Venezia 64 - Freischwimmer - Giornate degli Autori
A chi conosce (seppur parzialmente) l’opera del regista tedesco Andreas Kleinert, nel vedere il suo ultimo film Der Freischwimmer (The head under the water) non può non sospettare un caso di omonimia. Sarà proprio lui? Forse a causa della prolungata attività televisiva sono scomparse le tarkovskijane influenze che costituiscono la sua cifra stilistica sin dagli esordi, la cupa monocromia o il cesellato bianco e nero di Verlorene Landschaft e del suo capolavoro Wege in die Nacht (Strade nella notte) passato a Cannes nel 1999. Sul piano formale Kleinert mostra una brusca inversione di rotta e stempera il consueto rigore in una fotografia dai colori quasi sintetici, in cui prevale il verde dell’acqua, elemento che domina tutto il film. Abbandonati i suoi personaggi isolati in una solitudine senza speranza legata spesso in filigrana alla storia della ex Germania Est da cui proviene, il regista ambienta in una imprecisata cittadina della provincia una vicenda quasi horror dagli snodi narrativi imprevisti, che si moltiplicano in un crescendo delirante ma non sempre riuscito. Dietro ai ridenti paesini da Heimatfilme è ben noto che si nascondano segreti e bugie, crimini e misfatti (vedi Dürrenmatt e tanti altri dopo di lui) : malgrado la luce dorata della prima sequenza in cui tutti lietamente si salutano per strada mentre aprono i negozi, e il personaggio comico di una pastoressa evangelica dedita all’alcool che prende a pugni il registratore che trasmette il suono delle campane, ben presto il luogo comincia a mostrare i suoi orrori: in particolare nel locale liceo dove il sedicenne Rico, sordo e con problemi edipici legati all’annegamento del padre a cui ha assistito nell’infanzia, subisce le angherie del maestro di nuoto nonché amante della madre, e del bullo della scuola, una sorta di Big Jim da teen ager comedy americana, fidanzato con Regina, la ragazza più carina della scuola.

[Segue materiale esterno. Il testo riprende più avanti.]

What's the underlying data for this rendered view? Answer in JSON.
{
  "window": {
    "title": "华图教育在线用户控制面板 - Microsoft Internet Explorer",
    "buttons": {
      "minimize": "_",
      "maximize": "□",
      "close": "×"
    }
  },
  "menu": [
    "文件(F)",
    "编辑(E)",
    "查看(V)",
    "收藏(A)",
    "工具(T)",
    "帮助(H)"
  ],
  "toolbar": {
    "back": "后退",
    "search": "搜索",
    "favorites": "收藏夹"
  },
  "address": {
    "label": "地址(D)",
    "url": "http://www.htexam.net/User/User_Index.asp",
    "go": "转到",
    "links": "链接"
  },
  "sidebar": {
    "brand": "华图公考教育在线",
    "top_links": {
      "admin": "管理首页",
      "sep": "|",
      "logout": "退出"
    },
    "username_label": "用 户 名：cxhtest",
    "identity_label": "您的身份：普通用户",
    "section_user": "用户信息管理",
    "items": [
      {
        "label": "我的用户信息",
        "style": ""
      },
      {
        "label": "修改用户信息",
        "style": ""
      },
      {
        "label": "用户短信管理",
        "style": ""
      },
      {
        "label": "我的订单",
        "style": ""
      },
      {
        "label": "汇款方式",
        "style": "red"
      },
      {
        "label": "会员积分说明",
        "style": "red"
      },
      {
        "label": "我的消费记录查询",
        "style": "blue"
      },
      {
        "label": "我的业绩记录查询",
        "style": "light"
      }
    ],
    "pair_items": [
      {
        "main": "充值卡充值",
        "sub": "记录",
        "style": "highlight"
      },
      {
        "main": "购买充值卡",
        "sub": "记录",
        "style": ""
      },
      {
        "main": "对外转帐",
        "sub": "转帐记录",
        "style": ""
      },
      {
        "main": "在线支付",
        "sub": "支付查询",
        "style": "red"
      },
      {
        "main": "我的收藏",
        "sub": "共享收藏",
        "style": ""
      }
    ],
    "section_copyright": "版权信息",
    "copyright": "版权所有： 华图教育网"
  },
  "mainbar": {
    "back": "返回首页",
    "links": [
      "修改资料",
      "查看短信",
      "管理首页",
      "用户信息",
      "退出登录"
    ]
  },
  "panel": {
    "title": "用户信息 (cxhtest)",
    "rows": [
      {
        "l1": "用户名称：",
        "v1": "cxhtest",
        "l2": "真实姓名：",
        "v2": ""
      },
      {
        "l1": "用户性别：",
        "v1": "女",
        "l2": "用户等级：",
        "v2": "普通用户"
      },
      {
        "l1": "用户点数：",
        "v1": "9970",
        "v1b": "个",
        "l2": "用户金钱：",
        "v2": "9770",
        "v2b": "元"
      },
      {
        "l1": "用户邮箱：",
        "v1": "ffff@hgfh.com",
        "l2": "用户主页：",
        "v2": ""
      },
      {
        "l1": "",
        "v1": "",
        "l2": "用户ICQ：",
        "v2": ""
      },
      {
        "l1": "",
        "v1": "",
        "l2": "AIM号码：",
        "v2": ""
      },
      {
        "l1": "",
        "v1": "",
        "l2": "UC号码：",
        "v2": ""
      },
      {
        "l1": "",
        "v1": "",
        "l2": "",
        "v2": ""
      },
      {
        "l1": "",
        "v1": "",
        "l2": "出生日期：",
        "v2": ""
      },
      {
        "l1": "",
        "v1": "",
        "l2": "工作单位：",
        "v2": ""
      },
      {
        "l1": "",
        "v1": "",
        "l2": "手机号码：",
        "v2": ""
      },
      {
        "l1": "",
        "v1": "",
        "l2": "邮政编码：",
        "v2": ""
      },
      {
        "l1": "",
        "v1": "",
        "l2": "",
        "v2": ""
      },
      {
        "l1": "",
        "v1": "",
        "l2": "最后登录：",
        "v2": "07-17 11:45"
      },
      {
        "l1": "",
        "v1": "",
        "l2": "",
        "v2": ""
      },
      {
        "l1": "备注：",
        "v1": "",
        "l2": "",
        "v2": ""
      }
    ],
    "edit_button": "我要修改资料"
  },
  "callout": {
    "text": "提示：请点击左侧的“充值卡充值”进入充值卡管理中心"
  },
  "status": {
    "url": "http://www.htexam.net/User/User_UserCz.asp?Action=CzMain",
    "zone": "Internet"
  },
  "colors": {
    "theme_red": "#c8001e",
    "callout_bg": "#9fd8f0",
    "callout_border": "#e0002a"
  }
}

L’omicidio del bel Robert, di cui si sospetta da subito la matrice “allo specchio” alla Agatha Christie (viene avvelenato infatti da un bignè destinato a Rico) innesca una spirale di violenza che scoperchia i segreti di questa allucinata Peyton Place, in cui nessuno è come sembra, meno che mai il giovane e sorridente professore di letteratura che nasconde in cantina una collezione di manichini con le fattezze dei suoi studenti.

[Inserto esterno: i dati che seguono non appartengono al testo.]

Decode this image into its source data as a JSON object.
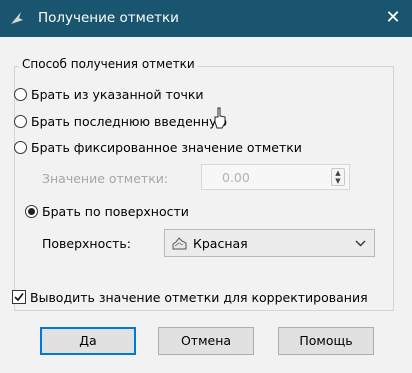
{
  "window": {
    "title": "Получение отметки",
    "close_glyph": "✕"
  },
  "group": {
    "legend": "Способ получения отметки"
  },
  "options": {
    "from_point": "Брать из указанной точки",
    "last_entered": "Брать последнюю введенную",
    "fixed_value": "Брать фиксированное значение отметки",
    "from_surface": "Брать по поверхности",
    "selected": "from_surface"
  },
  "elevation": {
    "label": "Значение отметки:",
    "value": "0.00"
  },
  "surface": {
    "label": "Поверхность:",
    "selected": "Красная",
    "icon": "surface-icon"
  },
  "correction": {
    "label": "Выводить значение отметки для корректирования",
    "checked": true
  },
  "buttons": {
    "ok": "Да",
    "cancel": "Отмена",
    "help": "Помощь"
  },
  "colors": {
    "titlebar": "#1a556f",
    "client": "#f2f2f2",
    "focus": "#0078d7"
  }
}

Disseminato qua e là di citazioni riconoscibili, dalla distruzione della donna-manichino nell’impossibilità di disfarsi dell’originale che rimanda palesemente al buñueliano Estasi di un delitto fino a Crazy di Hans Christian Schmid (amara commedia adolescenziale che ha costituito uno dei maggiori successi cinematografici degli anni Novanta in Germania), Der Freischwimmer si perde in troppe direzioni senza peraltro trasformarsi in un film corale. L’inquietante escamotage dei manichini (non nuovo al cinema, e nemmeno alla letteratura tedesca, basti pensare a Hoffman) poteva essere sfruttato in maniera più funzionale ma quando viene preceduto da un pestaggio ad opera di cattive ragazze, una (parziale) lapidazione, pesci carnivori e l’assassinio di un “bambi” dagli occhioni liquidi, il risultato è soltanto grottesco. Dietro il ritratto privo di mordente di una società orfana di valori in cui i ragazzi si specchiano senza riconoscersi (l’idilliaca proiezione finale alla festa del liceo “Kafka”) si nasconde forse solo un moralismo di maniera.
(Der Freischwimmer) Regia: Andreas Kleinert; sceneggiatura: Thomas Wendrich; fotografia: Johann Feindt; montaggio: Jenny van Appeldorn; interpreti: August Diehl (Martin Wegner), Frederick Lau (Rico), Alice Dwyer (Regina), Jürgen Terrach (preside), Fritzi Haberland (Michaela); produzione: Typhoon AG, WDR- Westdeutscher Rundfunk; origine: Germania 2006; durata: 110’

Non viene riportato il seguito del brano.